Idle chatting made its round, with a sprinkling of well wishes for the tournament and expectations of new levels of strength and skill to be witnessed. Though not everyone was interested in partaking.

"Look at them, what a disgrace," Master Shen said, peeking around the doorway with Chiaotzu and Tien next to him. He grit his teeth before continuing, "This is the Budokai, not some afternoon sparring session. Where's the bloodthirsty ambition to crush all who oppose you? The bitter rivalry where you consider throwing away the title to end lives and careers? The martial arts have truly fallen far if this happy friendly tea time is what passes for Budokai activity these days. How fortunate we are here to remind them what it is all about."

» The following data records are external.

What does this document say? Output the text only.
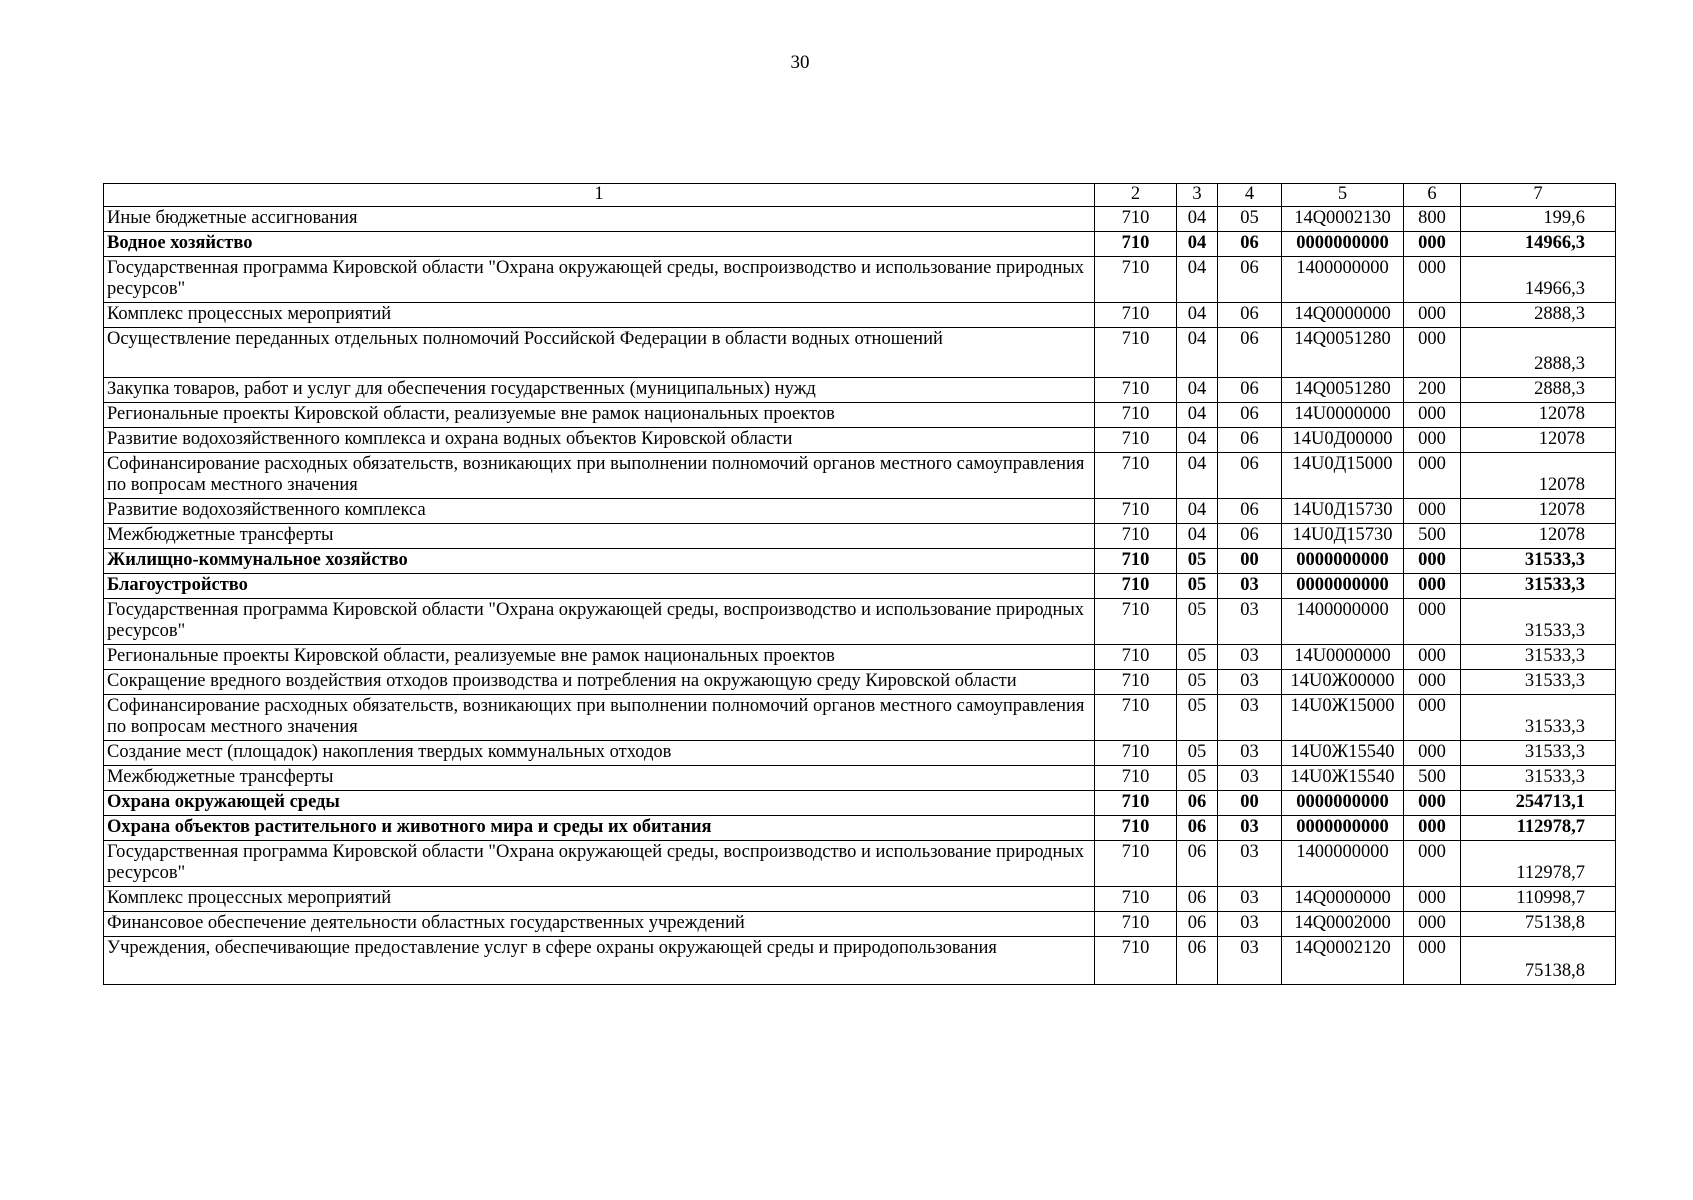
30
1	2	3	4	5	6	7
Иные бюджетные ассигнования	710	04	05	14Q0002130	800	199,6
Водное хозяйство	710	04	06	0000000000	000	14966,3
Государственная программа Кировской области "Охрана окружающей среды, воспроизводство и использование природных ресурсов"	710	04	06	1400000000	000	14966,3
Комплекс процессных мероприятий	710	04	06	14Q0000000	000	2888,3
Осуществление переданных отдельных полномочий Российской Федерации в области водных отношений	710	04	06	14Q0051280	000	2888,3
Закупка товаров, работ и услуг для обеспечения государственных (муниципальных) нужд	710	04	06	14Q0051280	200	2888,3
Региональные проекты Кировской области, реализуемые вне рамок национальных проектов	710	04	06	14U0000000	000	12078
Развитие водохозяйственного комплекса и охрана водных объектов Кировской области	710	04	06	14U0Д00000	000	12078
Софинансирование расходных обязательств, возникающих при выполнении полномочий органов местного самоуправления по вопросам местного значения	710	04	06	14U0Д15000	000	12078
Развитие водохозяйственного комплекса	710	04	06	14U0Д15730	000	12078
Межбюджетные трансферты	710	04	06	14U0Д15730	500	12078
Жилищно-коммунальное хозяйство	710	05	00	0000000000	000	31533,3
Благоустройство	710	05	03	0000000000	000	31533,3
Государственная программа Кировской области "Охрана окружающей среды, воспроизводство и использование природных ресурсов"	710	05	03	1400000000	000	31533,3
Региональные проекты Кировской области, реализуемые вне рамок национальных проектов	710	05	03	14U0000000	000	31533,3
Сокращение вредного воздействия отходов производства и потребления на окружающую среду Кировской области	710	05	03	14U0Ж00000	000	31533,3
Софинансирование расходных обязательств, возникающих при выполнении полномочий органов местного самоуправления по вопросам местного значения	710	05	03	14U0Ж15000	000	31533,3
Создание мест (площадок) накопления твердых коммунальных отходов	710	05	03	14U0Ж15540	000	31533,3
Межбюджетные трансферты	710	05	03	14U0Ж15540	500	31533,3
Охрана окружающей среды	710	06	00	0000000000	000	254713,1
Охрана объектов растительного и животного мира и среды их обитания	710	06	03	0000000000	000	112978,7
Государственная программа Кировской области "Охрана окружающей среды, воспроизводство и использование природных ресурсов"	710	06	03	1400000000	000	112978,7
Комплекс процессных мероприятий	710	06	03	14Q0000000	000	110998,7
Финансовое обеспечение деятельности областных государственных учреждений	710	06	03	14Q0002000	000	75138,8
Учреждения, обеспечивающие предоставление услуг в сфере охраны окружающей среды и природопользования	710	06	03	14Q0002120	000	75138,8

"Not to worry, Master, I get the feeling we're not the only ones who aren't here just to have 'a good contest'. Though if he steps in our way, we won't hesitate to trample him with the rest," Tien grinned.

"Well said, Tienshenhan, let's join the rabble now."

As they entered, Jackie Chun stepped into sight around a corner and shook his head.

"How can someone master so much and still understand so little?" the old master wondered, before entering himself.

X X X

As eleven o'clock approached, the blonde announcer entered the waiting area with an attendant monk.

"Welcome, first time fighters, and a hearty welcome back to returning fighters. Thank you for arriving on time. Since all sixteen of you are present, we will immediately move onto the next step, drawing lots to determine the match-ups."

"What, haven't jazzed that up too?" Shen asked, looking to the simple box with the hole on it.

"No, sir. Now, would anyone like to go first?" The announcer asked as the monk shook the box while covering the hole with his palm.

'Ready, Chiaotzu?' Shen communicated telepathically to the small pale boy.

'Yes, Master. I will abstain from fighting a Kame student in the first round to avoid suspicion. And you will get the other match-ups you want.'

'Good,' Shen smiled, not noticing Jackie Chun watching him with suspicion.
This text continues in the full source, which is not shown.